Angesichts der Erfahrungen in diesem Semester sehe ich zukünftigen Digitalsemestern einerseits mit sehr gemischten Gefühlen, andererseits aber auch mit einiger Gelassenheit entgegen. Denn vieles, was in diesem Semester vorab Sorgen bereitet, langwierige Einarbeitung erfordert und anstrengende Grundsatzentscheidungen nötig gemacht hat, wird schon allein dadurch leichter sein, dass mir die digitale Lehre nicht mehr völlig fremd sein wird. Dementsprechend erwarte ich für das Wintersemester 2020/2021, in dem zumindest in Berlin wohl weiterhin Online-Formate eine zentrale Rolle spielen werden, eine gewisse Entspannung. Mit Blick auf Studierende, die im Sommersemester nicht oder nur eingeschränkt an Lehrveranstaltungen teilnehmen konnten, wünsche ich mir, dass es uns nicht nur auf der Ebene einzelner Lehrender, sondern auch auf der Ebene der Universitäten und letztlich gesamtgesellschaftlich gelingt, die Teilhabe an digitaler Lehre zu verbessern. Aber auch dann können Formate der Online-Lehre die etablierten Formate der Präsenzlehre nicht dauerhaft ersetzen. Als zusätzliches Werkzeug können sie die Präsenzlehre an unseren Universitäten jedoch sinnvoll ergänzen und so zu einer Flexibilisierung beitragen, von der sowohl Studierende als auch Lehrende profitieren können.

Anmerkungen:
1 Tobias P. Graf, The Sultan’s Renegades. Christian-European Converts to Islam and the Making of the Ottoman Elite, 1575–1610, Oxford 2017.

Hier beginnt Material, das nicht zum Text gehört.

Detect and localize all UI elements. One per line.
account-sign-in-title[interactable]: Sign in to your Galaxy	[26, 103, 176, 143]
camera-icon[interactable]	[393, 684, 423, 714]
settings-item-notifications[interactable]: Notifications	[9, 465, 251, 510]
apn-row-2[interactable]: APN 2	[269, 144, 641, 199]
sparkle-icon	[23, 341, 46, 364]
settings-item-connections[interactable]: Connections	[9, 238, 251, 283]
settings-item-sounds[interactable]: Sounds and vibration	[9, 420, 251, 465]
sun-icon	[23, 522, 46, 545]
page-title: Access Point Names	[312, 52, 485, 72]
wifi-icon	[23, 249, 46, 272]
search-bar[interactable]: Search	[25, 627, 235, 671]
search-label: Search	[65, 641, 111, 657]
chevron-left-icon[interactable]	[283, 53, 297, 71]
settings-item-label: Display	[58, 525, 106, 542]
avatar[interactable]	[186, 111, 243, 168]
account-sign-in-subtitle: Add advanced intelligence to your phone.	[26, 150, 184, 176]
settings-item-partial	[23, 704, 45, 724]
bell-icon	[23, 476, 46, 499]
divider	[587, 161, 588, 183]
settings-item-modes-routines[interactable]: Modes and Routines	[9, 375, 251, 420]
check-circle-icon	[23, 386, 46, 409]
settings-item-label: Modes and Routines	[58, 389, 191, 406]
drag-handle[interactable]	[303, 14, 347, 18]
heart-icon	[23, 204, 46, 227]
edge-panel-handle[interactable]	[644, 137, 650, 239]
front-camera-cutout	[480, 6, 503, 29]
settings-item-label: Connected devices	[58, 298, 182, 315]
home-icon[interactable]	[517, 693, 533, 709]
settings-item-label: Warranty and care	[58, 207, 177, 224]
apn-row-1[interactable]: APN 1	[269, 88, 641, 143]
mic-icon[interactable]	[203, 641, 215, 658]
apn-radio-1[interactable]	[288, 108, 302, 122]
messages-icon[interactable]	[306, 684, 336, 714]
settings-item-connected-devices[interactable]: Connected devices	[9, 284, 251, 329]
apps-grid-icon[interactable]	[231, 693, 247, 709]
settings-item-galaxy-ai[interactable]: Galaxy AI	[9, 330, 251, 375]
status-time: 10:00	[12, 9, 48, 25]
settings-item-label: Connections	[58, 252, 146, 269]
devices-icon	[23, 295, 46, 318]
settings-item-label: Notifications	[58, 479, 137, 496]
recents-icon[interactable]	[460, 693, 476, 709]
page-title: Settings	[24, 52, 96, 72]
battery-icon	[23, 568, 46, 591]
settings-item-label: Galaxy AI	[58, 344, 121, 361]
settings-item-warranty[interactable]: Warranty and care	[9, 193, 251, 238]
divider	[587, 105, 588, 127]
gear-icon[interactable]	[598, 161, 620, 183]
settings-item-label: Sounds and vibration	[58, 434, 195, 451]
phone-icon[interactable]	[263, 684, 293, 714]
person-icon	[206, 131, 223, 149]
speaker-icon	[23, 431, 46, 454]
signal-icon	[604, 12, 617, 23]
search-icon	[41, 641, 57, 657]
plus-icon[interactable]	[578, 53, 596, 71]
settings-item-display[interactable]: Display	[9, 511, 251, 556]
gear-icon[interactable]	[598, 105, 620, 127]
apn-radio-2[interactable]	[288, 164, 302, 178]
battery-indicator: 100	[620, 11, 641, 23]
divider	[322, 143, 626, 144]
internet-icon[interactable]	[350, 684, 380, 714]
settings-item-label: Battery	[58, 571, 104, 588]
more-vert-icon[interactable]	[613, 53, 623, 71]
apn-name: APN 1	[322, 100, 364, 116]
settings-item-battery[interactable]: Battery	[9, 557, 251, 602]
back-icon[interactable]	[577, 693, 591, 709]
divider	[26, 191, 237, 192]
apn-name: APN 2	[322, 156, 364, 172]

2 Bei Etherpad handelt es sich um Open Source Software. Siehe die Webseite des Projektes unter https://etherpad.org (22.07.2020).

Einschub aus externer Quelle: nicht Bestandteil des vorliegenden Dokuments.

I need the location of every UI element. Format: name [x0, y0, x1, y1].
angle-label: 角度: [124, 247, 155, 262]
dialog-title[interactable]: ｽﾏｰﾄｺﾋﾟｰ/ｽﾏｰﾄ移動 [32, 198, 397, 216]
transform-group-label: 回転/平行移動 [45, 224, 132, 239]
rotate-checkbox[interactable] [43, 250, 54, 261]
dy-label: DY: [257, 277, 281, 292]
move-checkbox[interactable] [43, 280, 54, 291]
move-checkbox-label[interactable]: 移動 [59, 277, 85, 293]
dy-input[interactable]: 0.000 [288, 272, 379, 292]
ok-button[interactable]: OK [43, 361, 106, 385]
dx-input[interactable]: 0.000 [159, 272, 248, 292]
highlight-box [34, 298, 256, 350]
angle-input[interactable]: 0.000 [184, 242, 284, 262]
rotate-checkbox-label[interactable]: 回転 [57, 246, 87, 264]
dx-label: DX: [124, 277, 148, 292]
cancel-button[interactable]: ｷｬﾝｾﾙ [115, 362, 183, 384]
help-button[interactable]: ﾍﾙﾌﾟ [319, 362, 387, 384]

3 Olaudah Equiano, The Interesting Narrative of the Life of Olaudah Equiano, or Gustavus Vassa, the African. Written by Himself, 2 Bde., London 1989. Online-Edition im Projekt Documenting the American South der University Library der University of North Carolina at Chapel Hill unter https://docsouth.unc.edu/neh/equiano1/menu.html (22.07.2020).
4 Trevor Burnard, Mastery, Tyranny, and Desire. Thomas Thistlewood and His Slaves in the Anglo-Jamaican World, Chapel Hill, NC 2004.